FIG. 1 is a sectional view showing an embodiment of the flexible bus bar according to the present invention, FIGS. 2 and 3 are sectional views showing conventional flexible bus bars, and FIG. 4 is a conventional flexible bus bar for absorbing thermal expansion displacement. FIG. 5 is a characteristic diagram showing the stress generated in the bellows when the dimensional error during installation is also absorbed. FIG. 5 is a characteristic diagram showing the stress generated in the bellows in the flexible bus bar of the embodiment shown in FIG. 1.2... Slide contact, 3.4.5... Center conductor, 6, 7... Tank, 10, 11, 12゜13
... Nut, 17 ... Flexible tank, 18゜19 ... Bellow, 20 ... Intermediate flange, 21.2
2...Flange, 23...Stud, 24, 25,
26°27...Natsuto.

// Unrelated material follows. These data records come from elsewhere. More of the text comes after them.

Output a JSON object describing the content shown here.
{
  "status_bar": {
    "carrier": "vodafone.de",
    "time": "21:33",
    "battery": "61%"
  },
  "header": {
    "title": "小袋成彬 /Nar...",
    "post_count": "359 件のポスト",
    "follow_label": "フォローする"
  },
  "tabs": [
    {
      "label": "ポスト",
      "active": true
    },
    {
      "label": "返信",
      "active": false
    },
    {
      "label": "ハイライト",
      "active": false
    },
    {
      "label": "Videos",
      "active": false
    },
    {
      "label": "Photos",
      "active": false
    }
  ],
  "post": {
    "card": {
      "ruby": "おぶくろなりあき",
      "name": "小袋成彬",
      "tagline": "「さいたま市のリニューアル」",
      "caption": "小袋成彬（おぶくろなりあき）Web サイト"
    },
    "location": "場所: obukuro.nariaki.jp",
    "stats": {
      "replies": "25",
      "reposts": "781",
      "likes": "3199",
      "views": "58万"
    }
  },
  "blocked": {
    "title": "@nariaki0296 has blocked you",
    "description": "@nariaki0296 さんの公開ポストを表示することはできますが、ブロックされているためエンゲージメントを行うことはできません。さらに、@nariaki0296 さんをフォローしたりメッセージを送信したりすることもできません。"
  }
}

Applicant's representative Patent attorney Takehiko Suzue Figure 2 Figure 3 Figure 4 Figure 5

Claims (1)

[Claims] It has flanges at both ends for communication with a gas insulated switchgear, a bellows part between the end flanges, and an intermediate flange dividing the bellows part into two, the one end flange and the above A flexible bus bar characterized in that the space between the intermediate flanges is fixed with a stud, and the space between the other end flange and the intermediate flange is not restrained so that the distance changes during operation.